Macromastia is a medical condition. Some forms of macromastia can be addressed through non-surgical treatments. However, some forms can only be remedied by reduction mammaplasty, or breast reduction. In many cases, breast reduction can relieve many of the symptoms of macromastia, giving women the freedom to move and do as they please.

How to Get a Breast Reduction Covered by Insurance

If you are considering having a breast reduction procedure, you are probably aware of the financial burden of the procedure. You should begin by reading your insurance policy. Some insurance policies come with mammaplasty exclusions, which means that you might not have coverage for a mammaplasty consultation with a physician. If this isn’t the case, the next step will be to set up a consultation with an aesthetic-and-reconstructive surgeon.


Most insurance providers will want you to get preauthorization for a breast reduction procedure. Depending on your insurance provider, this will involve getting a recommendation from your surgeon that you are a good candidate for reduction mammaplasty. Your surgeon will take photos of your breasts and breast tissue. These pictures will be sent to a board of doctors and surgeons who work for the insurance company. This board will review your medical history and current information in order to determine if breast reduction is medically necessary in your case. A variety of factors, such as your height, weight, breast size, and weight of the breast tissue will be used to determine if you will receive insurance for breast reduction.

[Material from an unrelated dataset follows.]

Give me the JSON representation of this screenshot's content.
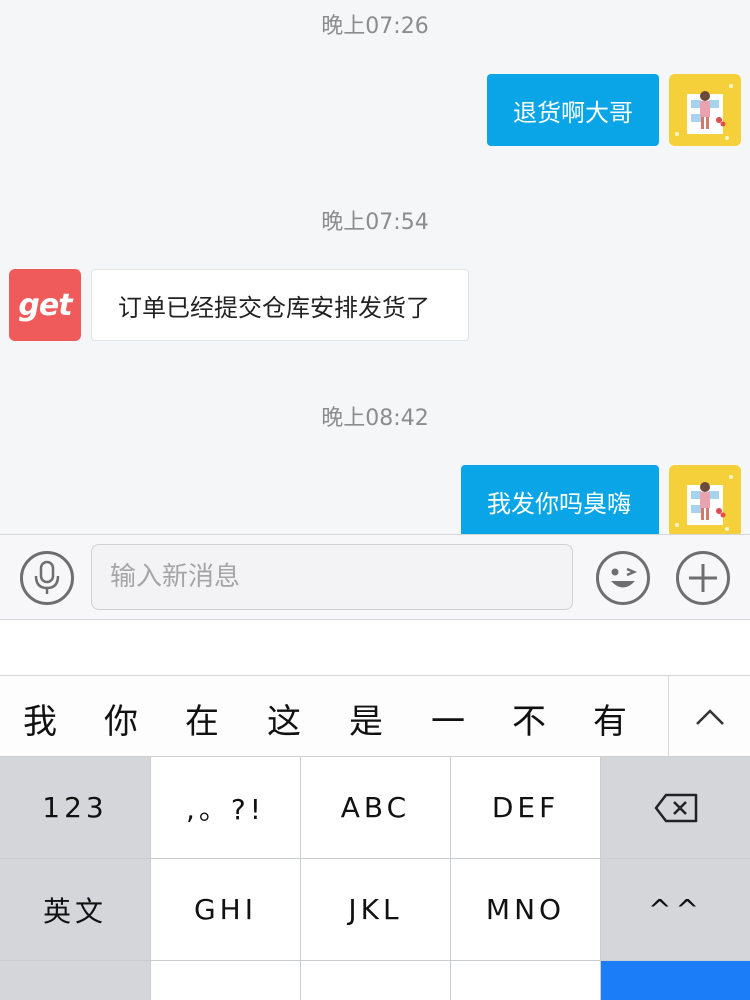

In the Event of an Initial Rejection

If your insurance provider initially rejects your coverage, saying that the breast reduction is cosmetic, there is still a possibility that you could get coverage. You have a right to appeal the provider’s findings. Have your surgeon contact the insurance company and explain why you are a good candidate for the procedure. Letters of support from other medical professionals, therapists, and family members can also help. Up-to-date insurers will have the latest literature available on mammaplasty, but some insurance providers use older, outdated methods to determine if patients qualify for insurance for breast reduction.


Once your authorization comes through from the insurance company, you can schedule the breast reduction with your surgeon. With most insurance coverage, you will only be responsible for the co-pay for the procedure. Co-pay for treatment in a hospital or similar facility ranges from $100 to $300. This is much cheaper than paying the full price of the breast reduction!